I remembered what she’d told me months before. A husband who’d preferred men to Maggie, and had been too chickenshit to admit it to her until they’d been married eight years. She knew my tale of marital woe, too. I thought we’d get together back then, but the timing hadn’t been right.
“What are you doing tomorrow?” I asked.
“Working.”
“All day?”
“What did you have in mind?”
A stupid grin creased my lips. “You ever hear of afternoon delight?”
She hesitated. “Your place or mine?”
“I haven’t got a place . . . yet.”
“Then mine it is.”
“I get out of work at four.”
“I could get out a bit early. Do you know where I live?”
“No, but I bet I could find you.”
“I bet you could.” Still, she gave me the address. I didn’t bother to write it down. I wasn’t likely to forget it.
“Then I guess I’ll see you tomorrow.”
“Tomorrow it is.”
Long seconds turned into a minute, then two before Maggie finally hung up the phone.
Minutes later I drifted off to sleep, and dreamed of Maggie Brennan.
# # #
CHAPTER 13
My second Friday at the bar was pretty much a repeat of the week before, except this time the customers had accepted Walt’s departure from this world and t
he talk was back to sports.
I’m not the world’s biggest sports nut. I can hold my own in conversations about basketball and football, but baseball and golf leave me yawning. I didn’t want to dwell on my upcoming evening with Maggie, either, so I had a lot of time to think about Walt’s death and what I did and didn’t know about it.
If I hadn’t been working, I might’ve accomplished more with my half-assed investigation. Like taking a look at Cyn Lennox’s home, not that it would tell me anything more about her. I realized I knew virtually nothing about little workaholic Eugene Higgins other than he was Cyn’s nephew. And how was I going to find out anything about him? I could tail him after we both got out of work, but I wasn’t sure I had the stamina that a stakeout would require.
It bugged me that Walt hadn’t fought against his attacker. Could he have been unconscious at the time? The newspaper reports hadn’t mentioned any kind of head injury. Had he been drugged or even drunk? How long would it take for the crime lab to come back with a blood and tissue workup? They’d already closed the books on Walt’s murder and weren’t likely to prosecute Buchanan for months, so what was the hurry anyway—at least from the cops’ or prosecutor’s perspective?

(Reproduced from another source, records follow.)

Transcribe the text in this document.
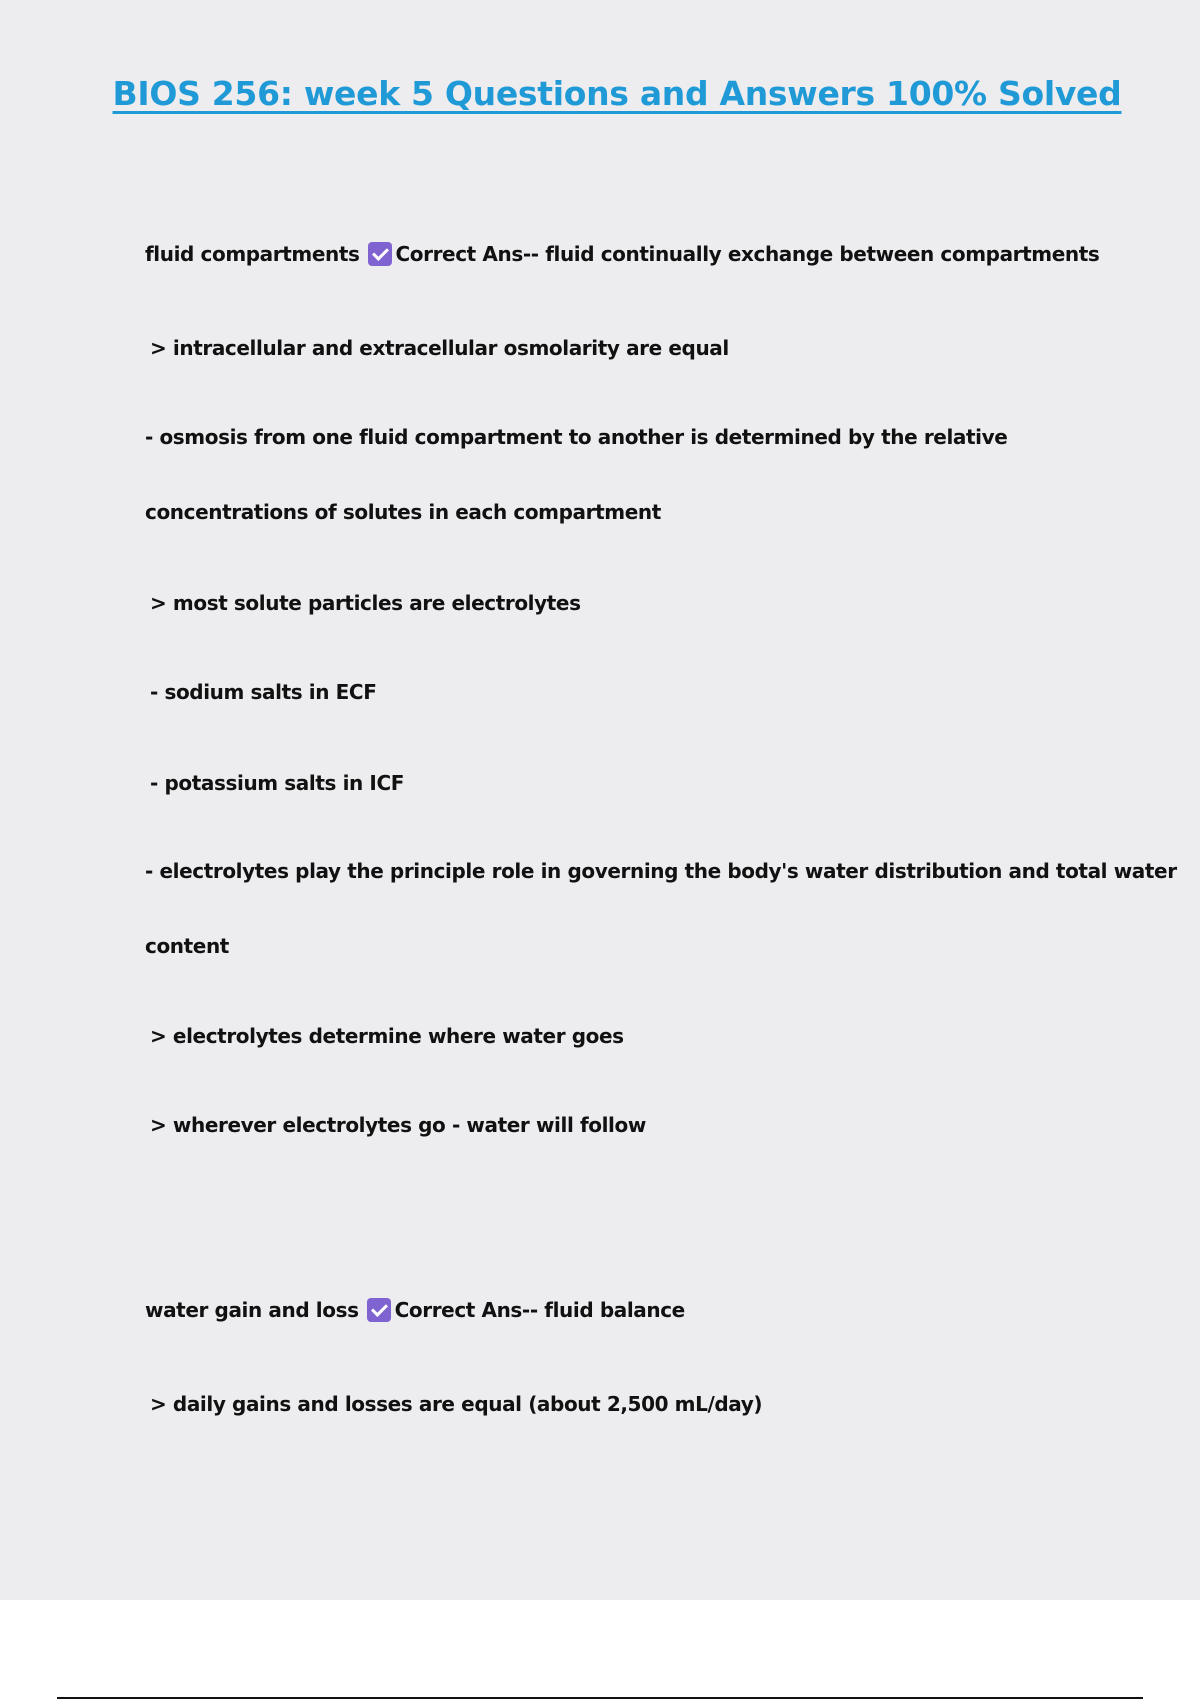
BIOS 256: week 5 Questions and Answers 100% Solved
fluid compartments Correct Ans-- fluid continually exchange between compartments
> intracellular and extracellular osmolarity are equal
- osmosis from one fluid compartment to another is determined by the relative
concentrations of solutes in each compartment
> most solute particles are electrolytes
- sodium salts in ECF
- potassium salts in ICF
- electrolytes play the principle role in governing the body's water distribution and total water
content
> electrolytes determine where water goes
> wherever electrolytes go - water will follow
water gain and loss Correct Ans-- fluid balance
> daily gains and losses are equal (about 2,500 mL/day)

Walt had been re-dressed and dumped behind the mill. If Cyn had been involved in his death, it would be pure stupidity to dump the body behind her place of work, and Cyn didn’t strike me as brainless. And yet, the flash of insight I’d had of Walt in her office was really the only evidence I had against her—pretty insubstantial at best. The two pairs of shoes were somehow connected . . . but how? It couldn’t have been a coincidence that Cyn owned the shoes Walt had copied. For one thing, I didn’t believe in coincidences despite the fact Cyn’s vacation home’s address and the storage locker number had been the same.
I could go back to Walt’s apartment and soak myself in whatever was left of him, but I didn’t think that would yield any results, either.
A dull pounding in my skull told me I needed to take a break from this train of thought—especially if I wanted to be in any shape to socialize later in the day. But suddenly something else occurred to me. That flash of insight I’d experienced in Cyn’s office hadn’t been from Walt’s perspective. Someone had been looking at him, had experienced seeing Walt’s smile of pleasure. I tried to refocus on the image but it wouldn’t come. I’d been so obnoxious that there was no way Cyn was ever going to let me back in to soak up any leftover vibes, and I could kick myself for not thinking of it when I’d gone back to the mill to talk to Dana Watkins.